《MUMEI》
誉メ殺シ
部屋はきれいにしてあったが、目についたのは大量のDVDだった。

「これは?」

「それは全部演技のお手本にするために自分で録画したドラマとか映画です」

「勉強家なんですね」

「そんな、私はただ演技が下手だから……。流理さんに迷惑かけたくなくて」

「オレに?もうひとりの『春日有希』じゃなくて?」

環さんは慌てて首を横に振った。

「り、両方です!おふたり共演技は上手で、いつかは共演する時がくると信じてて、その時が本当に来たら恥ずかしい演技はできないなって思って……」

だんだん見ているこっちがおかしくなってきた。

我慢していたつもりだったけど、どうやら顔に出ていたらしく、環さんは「何かおかしいですか?」と尋ねてきた。

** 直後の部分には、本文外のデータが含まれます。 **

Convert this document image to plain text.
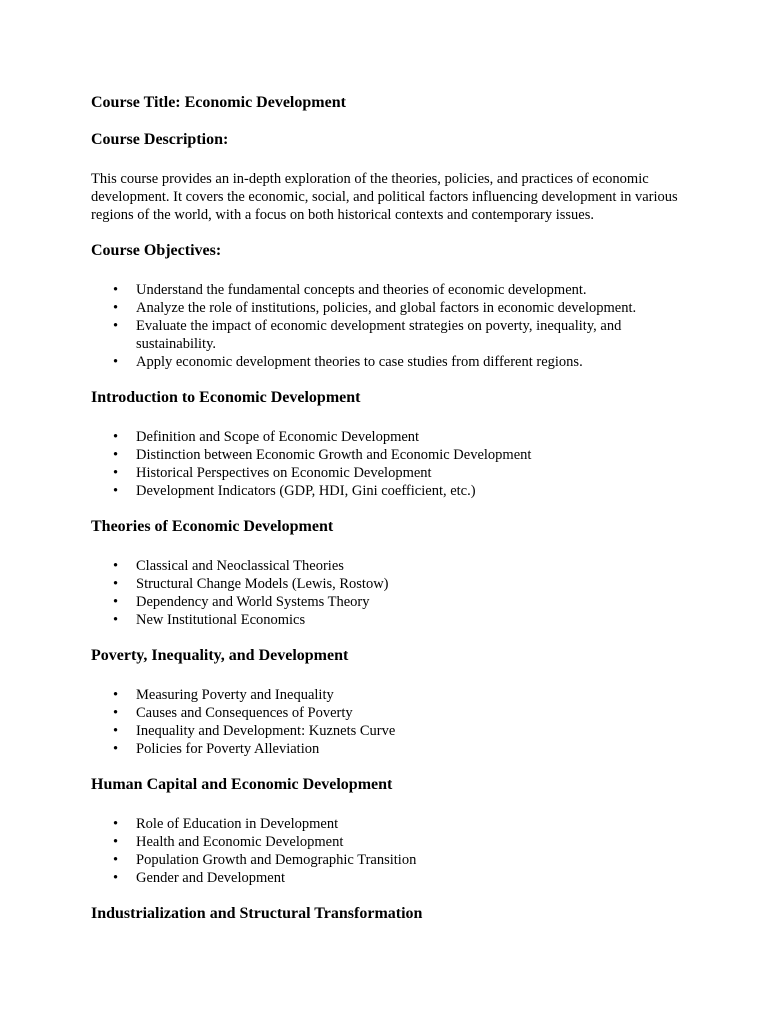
Course Title: Economic Development
Course Description:

This course provides an in-depth exploration of the theories, policies, and practices of economic development. It covers the economic, social, and political factors influencing development in various regions of the world, with a focus on both historical contexts and contemporary issues.

Course Objectives:
• Understand the fundamental concepts and theories of economic development.
• Analyze the role of institutions, policies, and global factors in economic development.
• Evaluate the impact of economic development strategies on poverty, inequality, and sustainability.
• Apply economic development theories to case studies from different regions.
Introduction to Economic Development
• Definition and Scope of Economic Development
• Distinction between Economic Growth and Economic Development
• Historical Perspectives on Economic Development
• Development Indicators (GDP, HDI, Gini coefficient, etc.)
Theories of Economic Development
• Classical and Neoclassical Theories
• Structural Change Models (Lewis, Rostow)
• Dependency and World Systems Theory
• New Institutional Economics
Poverty, Inequality, and Development
• Measuring Poverty and Inequality
• Causes and Consequences of Poverty
• Inequality and Development: Kuznets Curve
• Policies for Poverty Alleviation
Human Capital and Economic Development
• Role of Education in Development
• Health and Economic Development
• Population Growth and Demographic Transition
• Gender and Development
Industrialization and Structural Transformation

「環さんは決して演技は下手ではありません。そしてオレも演技は上手ではありません。もうひとりは別としてね」

「そんなことありません!私、流理さんの演技見てるとひとりだけなんだか光輝いているように見えるんですよ」

――なんか違う気がするのはオレだけ?

「それって……違くないですか?」

「えっそうですか?」

「多分……」

「じゃあ一体なんでしょう?」

「オレのことが好きだからじゃないんですか?」

カ――ッと環さんの顔が赤くなる。

「それは……そうなんですけど…」

環さんはどうにかしてこの感じを伝えようと頭を悩ませている。

「もういいですよ。わかりました。オレの負けです。でも、環さんだって十分素質を持ってますから」

「…そうですか?」

「ハイ」

環さんは嬉しそうに笑った。

それを見てオレも嬉しくなった。